Türkiye’de demokrasi ve hukukun bir türlü makes bulmaması, böyle bir kültür ve medeniyet farkından doğuyor.
Kültür ve ahlak seviyesi alçaldıkça, din ve iman kavramları da yozlaşmaya başlıyor.
Şeyhi mürit uçurur dendiği gibi liderleri de onu seçen halk tanrılaştırır ve mumyalar.
Kimi öldükten sonra tanrılaştırılır, kimi yaşarken.
Lenin tanrılaştırılmayı hiç sevmez ve istemezdi.
Lakin Vladimir İlyiç ölür ölmez, Petrograd’ın adı Leningrad olarak değiştirildi.
Hırsız yöneticileri bu toplum üretir
Stalin ise canlı canlı tanrılaştırdı kendini.
Hepsi önce halka sonra güç ve tahakküme dayanır.
Mussolini’yi bacağından asanlar, yıllarca yaltakçılığını yapanlardır.
Sonuçta diktatörler, kendilerini bir hayvan terbiyecisi gibi görürler.

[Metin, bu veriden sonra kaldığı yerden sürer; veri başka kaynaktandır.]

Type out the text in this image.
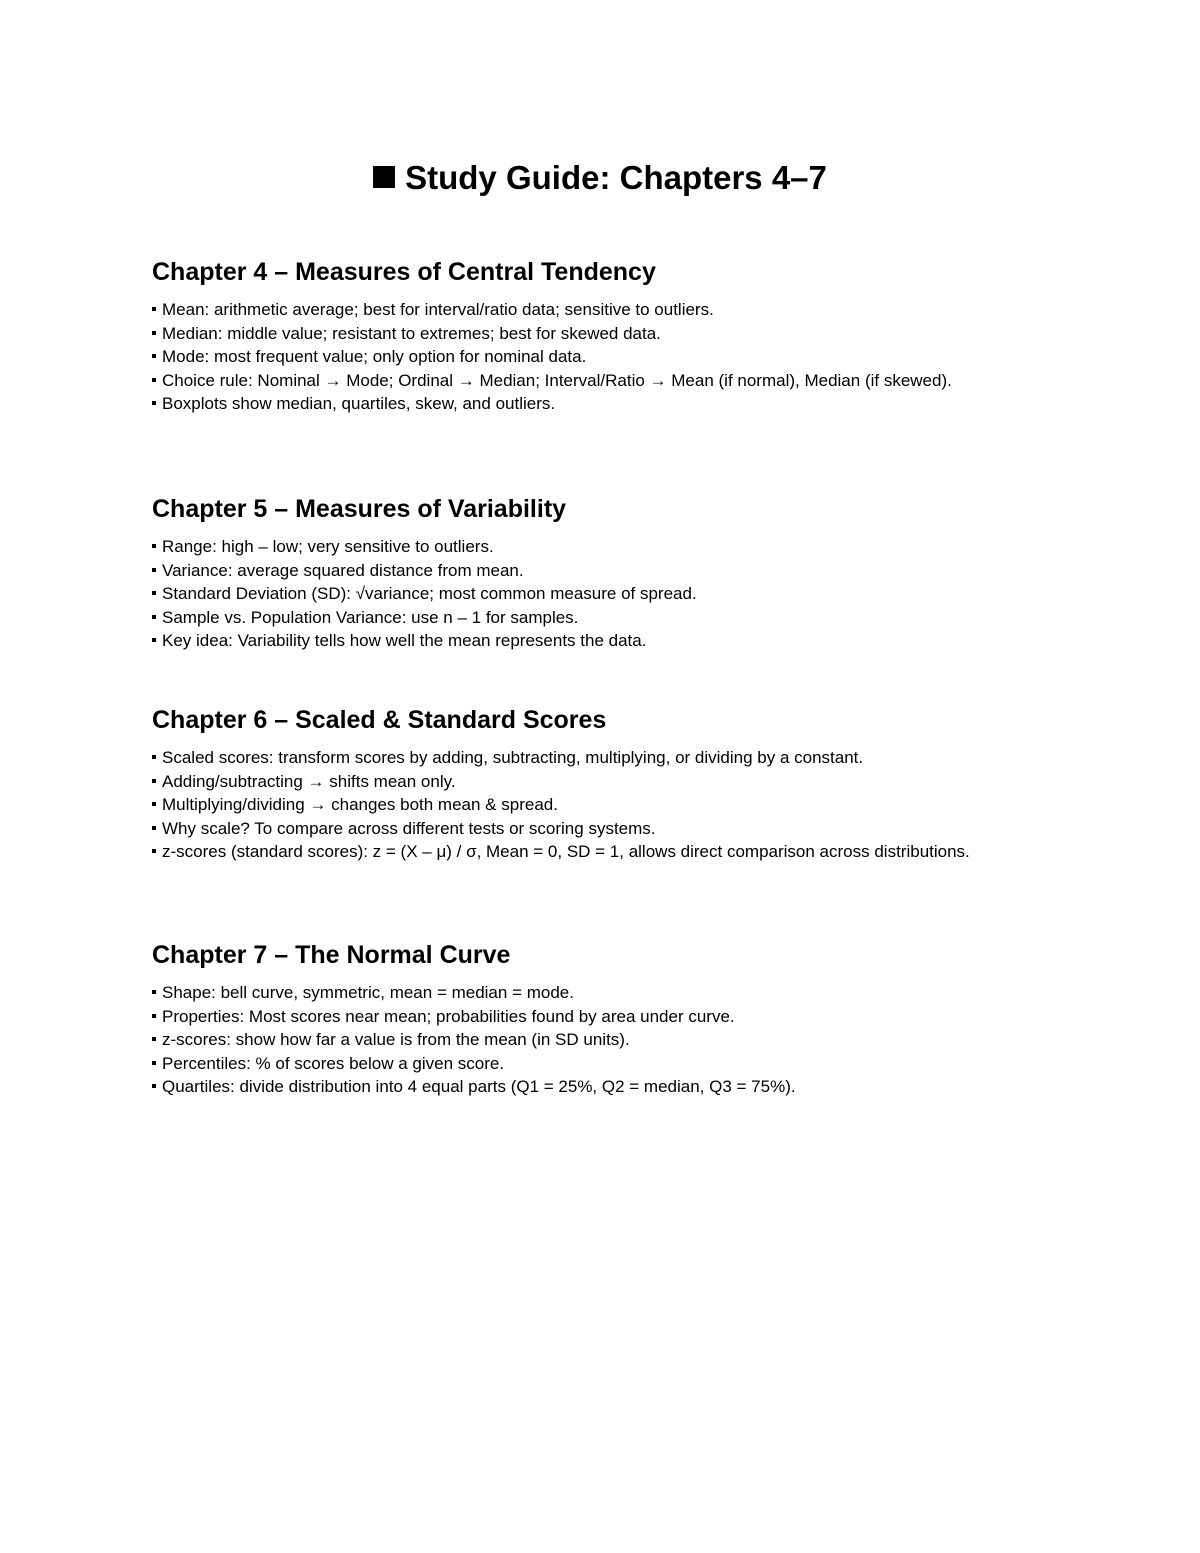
Study Guide: Chapters 4–7
Chapter 4 – Measures of Central Tendency
Mean: arithmetic average; best for interval/ratio data; sensitive to outliers.
Median: middle value; resistant to extremes; best for skewed data.
Mode: most frequent value; only option for nominal data.
Choice rule: Nominal → Mode; Ordinal → Median; Interval/Ratio → Mean (if normal), Median (if skewed).
Boxplots show median, quartiles, skew, and outliers.
Chapter 5 – Measures of Variability
Range: high – low; very sensitive to outliers.
Variance: average squared distance from mean.
Standard Deviation (SD): √variance; most common measure of spread.
Sample vs. Population Variance: use n – 1 for samples.
Key idea: Variability tells how well the mean represents the data.
Chapter 6 – Scaled & Standard Scores
Scaled scores: transform scores by adding, subtracting, multiplying, or dividing by a constant.
Adding/subtracting → shifts mean only.
Multiplying/dividing → changes both mean & spread.
Why scale? To compare across different tests or scoring systems.
z-scores (standard scores): z = (X – μ) / σ, Mean = 0, SD = 1, allows direct comparison across distributions.
Chapter 7 – The Normal Curve
Shape: bell curve, symmetric, mean = median = mode.
Properties: Most scores near mean; probabilities found by area under curve.
z-scores: show how far a value is from the mean (in SD units).
Percentiles: % of scores below a given score.
Quartiles: divide distribution into 4 equal parts (Q1 = 25%, Q2 = median, Q3 = 75%).
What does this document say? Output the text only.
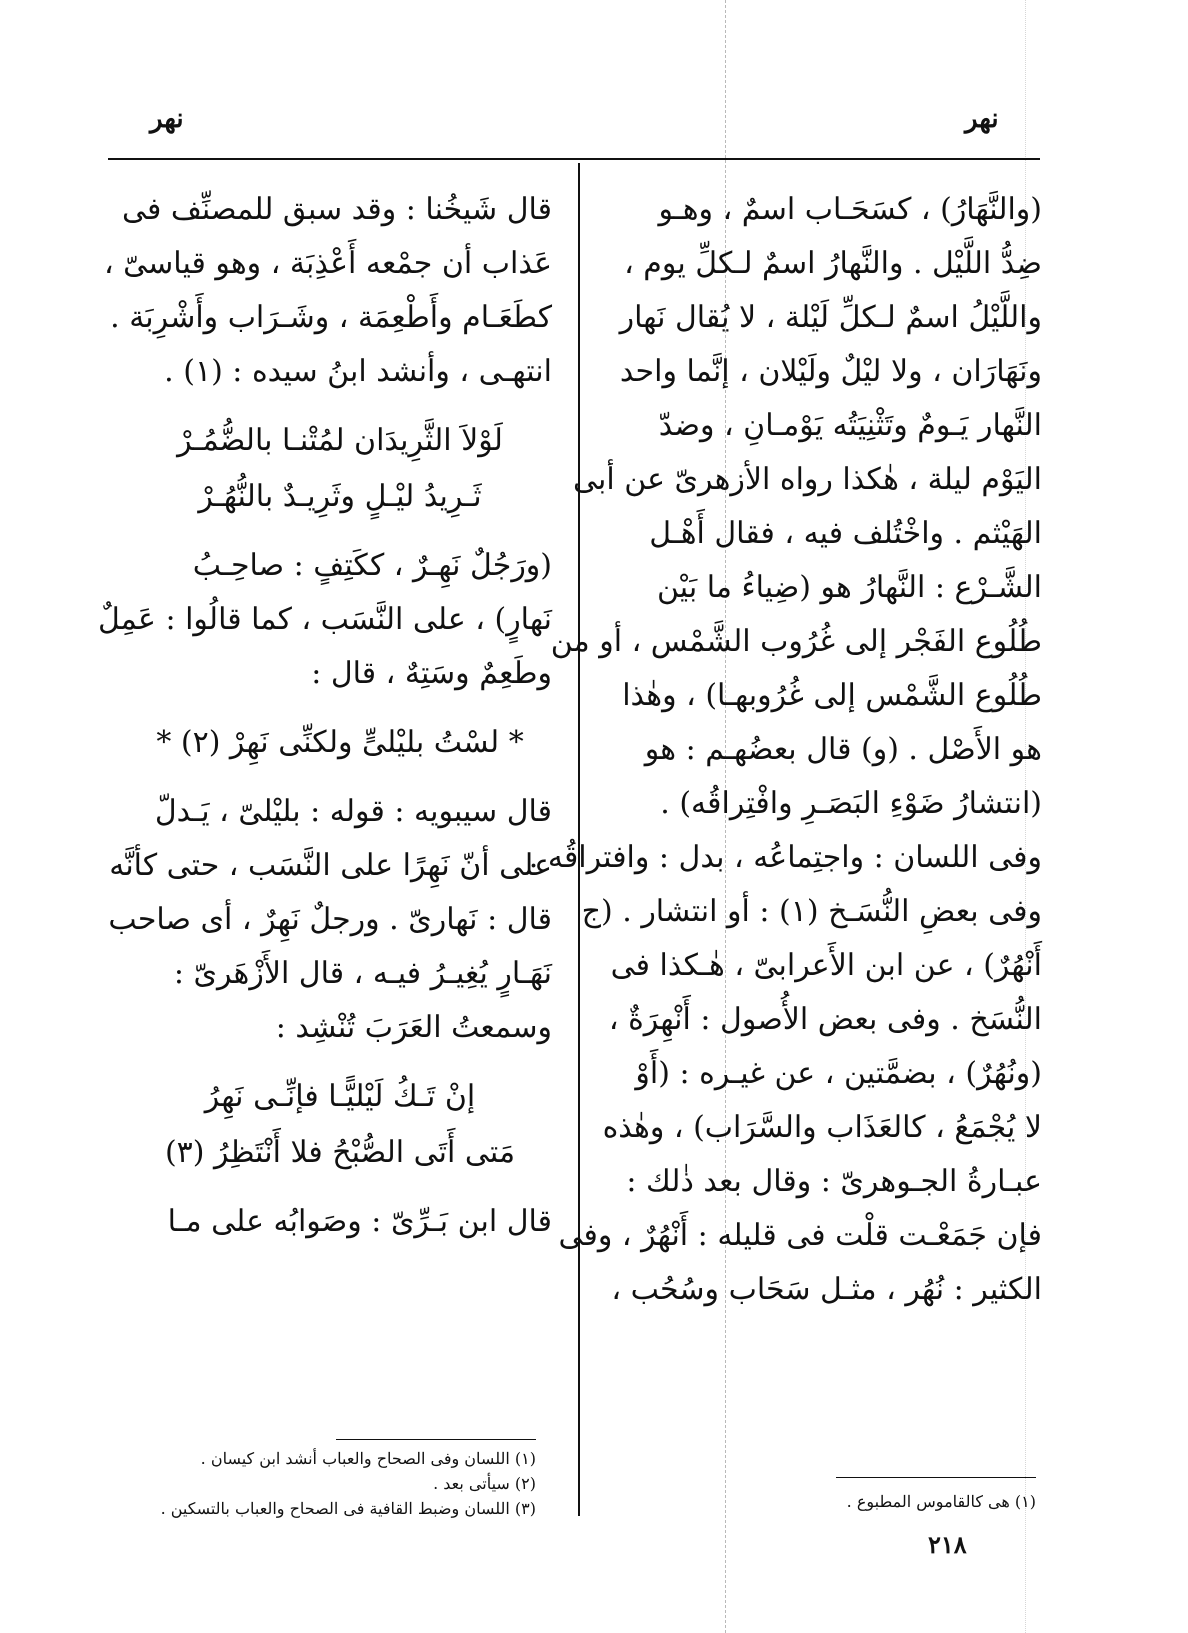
نهر	نهر
(والنَّهَارُ) ، كسَحَـاب اسمٌ ، وهـو
ضِدُّ اللَّيْل . والنَّهارُ اسمٌ لـكلِّ يوم ،
واللَّيْلُ اسمٌ لـكلِّ لَيْلة ، لا يُقال نَهار
ونَهَارَان ، ولا ليْلٌ ولَيْلان ، إنَّما واحد
النَّهار يَـومٌ وتَثْنِيَتُه يَوْمـانِ ، وضدّ
اليَوْم ليلة ، هٰكذا رواه الأزهرىّ عن أبى
الهَيْثم . واخْتُلف فيه ، فقال أَهْـل
الشَّـرْع : النَّهارُ هو (ضِياءُ ما بَيْن
طُلُوع الفَجْر إلى غُرُوب الشَّمْس ، أو من
طُلُوع الشَّمْس إلى غُرُوبهـا) ، وهٰذا
هو الأَصْل . (و) قال بعضُهـم : هو
(انتشارُ ضَوْءِ البَصَـرِ وافْتِراقُه) .
وفى اللسان : واجتِماعُه ، بدل : وافتراقُه .
وفى بعضِ النُّسَـخ (١) : أو انتشار . (ج
أَنْهُرٌ) ، عن ابن الأَعرابىّ ، هٰـكذا فى
النُّسَخ . وفى بعض الأُصول : أَنْهِرَةٌ ،
(ونُهُرٌ) ، بضمَّتين ، عن غيـره : (أَوْ
لا يُجْمَعُ ، كالعَذَاب والسَّرَاب) ، وهٰذه
عبـارةُ الجـوهرىّ : وقال بعد ذٰلك :
فإن جَمَعْـت قلْت فى قليله : أَنْهُرٌ ، وفى
الكثير : نُهُر ، مثـل سَحَاب وسُحُب ،
قال شَيخُنا : وقد سبق للمصنِّف فى
عَذاب أن جمْعه أَعْذِبَة ، وهو قياسىّ ،
كطَعَـام وأَطْعِمَة ، وشَـرَاب وأَشْرِبَة .
انتهـى ، وأنشد ابنُ سيده : (١) .
لَوْلاَ الثَّرِيدَان لمُتْنـا بالضُّمُـرْ
ثَـرِيدُ ليْـلٍ وثَرِيـدٌ بالنُّهُـرْ
(ورَجُلٌ نَهِـرٌ ، ككَتِفٍ : صاحِـبُ
نَهارٍ) ، على النَّسَب ، كما قالُوا : عَمِلٌ
وطَعِمٌ وسَتِهٌ ، قال :
* لسْتُ بليْلىٍّ ولكنِّى نَهِرْ (٢) *
قال سيبويه : قوله : بليْلىّ ، يَـدلّ
على أنّ نَهِرًا على النَّسَب ، حتى كأنَّه
قال : نَهارىّ . ورجلٌ نَهِرٌ ، أى صاحب
نَهَـارٍ يُغِيـرُ فيـه ، قال الأَزْهَرىّ :
وسمعتُ العَرَبَ تُنْشِد :
إنْ تَـكُ لَيْليًّـا فإنِّـى نَهِرُ
مَتى أَتَى الصُّبْحُ فلا أَنْتَظِرُ (٣)
قال ابن بَـرِّىّ : وصَوابُه على مـا
(١) اللسان وفى الصحاح والعباب أنشد ابن كيسان .
(٢) سيأتى بعد .
(٣) اللسان وضبط القافية فى الصحاح والعباب بالتسكين .	(١) هى كالقاموس المطبوع .
٢١٨
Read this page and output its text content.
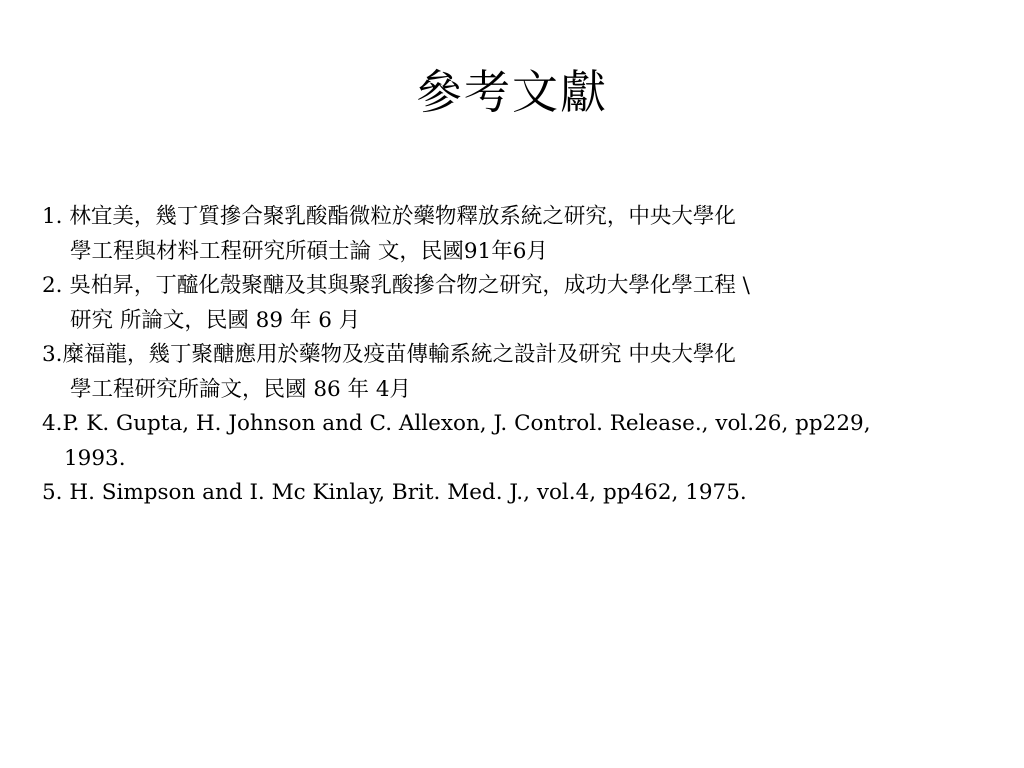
參考文獻
1. 林宜美，幾丁質摻合聚乳酸酯微粒於藥物釋放系統之研究，中央大學化
學工程與材料工程研究所碩士論 文，民國91年6月
2. 吳柏昇，丁醯化殼聚醣及其與聚乳酸摻合物之研究，成功大學化學工程 \
研究 所論文，民國 89 年 6 月
3.糜福龍，幾丁聚醣應用於藥物及疫苗傳輸系統之設計及研究 中央大學化
學工程研究所論文，民國 86 年 4月
4.P. K. Gupta, H. Johnson and C. Allexon, J. Control. Release., vol.26, pp229,
1993.
5. H. Simpson and I. Mc Kinlay, Brit. Med. J., vol.4, pp462, 1975.
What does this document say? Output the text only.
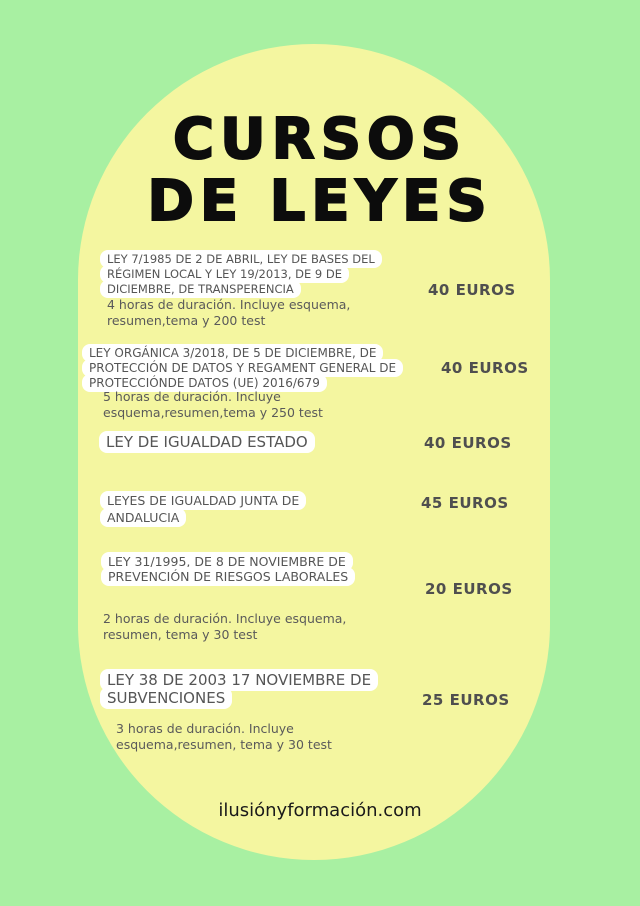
CURSOS
DE LEYES
LEY 7/1985 DE 2 DE ABRIL, LEY DE BASES DEL RÉGIMEN LOCAL Y LEY 19/2013, DE 9 DE DICIEMBRE, DE TRANSPERENCIA
4 horas de duración. Incluye esquema, resumen,tema y 200 test
40 EUROS
LEY ORGÁNICA 3/2018, DE 5 DE DICIEMBRE, DE PROTECCIÓN DE DATOS Y REGAMENT GENERAL DE PROTECCIÓNDE DATOS (UE) 2016/679
5 horas de duración. Incluye esquema,resumen,tema y 250 test
40 EUROS
LEY DE IGUALDAD ESTADO	40 EUROS
LEYES DE IGUALDAD JUNTA DE ANDALUCIA
45 EUROS
LEY 31/1995, DE 8 DE NOVIEMBRE DE PREVENCIÓN DE RIESGOS LABORALES
2 horas de duración. Incluye esquema, resumen, tema y 30 test
20 EUROS
LEY 38 DE 2003 17 NOVIEMBRE DE SUBVENCIONES
3 horas de duración. Incluye esquema,resumen, tema y 30 test
25 EUROS
ilusiónyformación.com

Tarih muhasebesinde kimi toplumlar layıktır bu terbiyeye, kimileri mazlum.
Kalabalıklar kendisine benzemeyen bir çocuk doğurduğunda onu beşikte öldürmeye kalkar.
Öldürürse ne ala.
Öldüremezse ortaya türlü suretler çıkar.
Mevlana ve Yunus’ları da bu toplum üretir, hırsız ve yolsuz yöneticileri de.
Batı’da da böyle.
Tolstoy ve Hugo’yu da toplum üretir, zorbalıkla kendisine diz çöktüren Hitler ve Salazar’ı da.
Tarihi üreten formül bu, fertle toplum arasındaki dram.
Acı bir çelişkinin hikâyesidir bu.
Ama toplumların yürümesi ve gelişmesi de kalabalıkla çelişen insanların meydan okumalarıyla olur.
Marks gibi kimi kalabalığı tekmeler uykudan uyanması için.
Franko gibi kimi büyülü ninniler söyler, asla uyanmaması için.
Türkiye’deki gibi kimi kalabalığı tekmeler, kendisine daha çok tapılması için.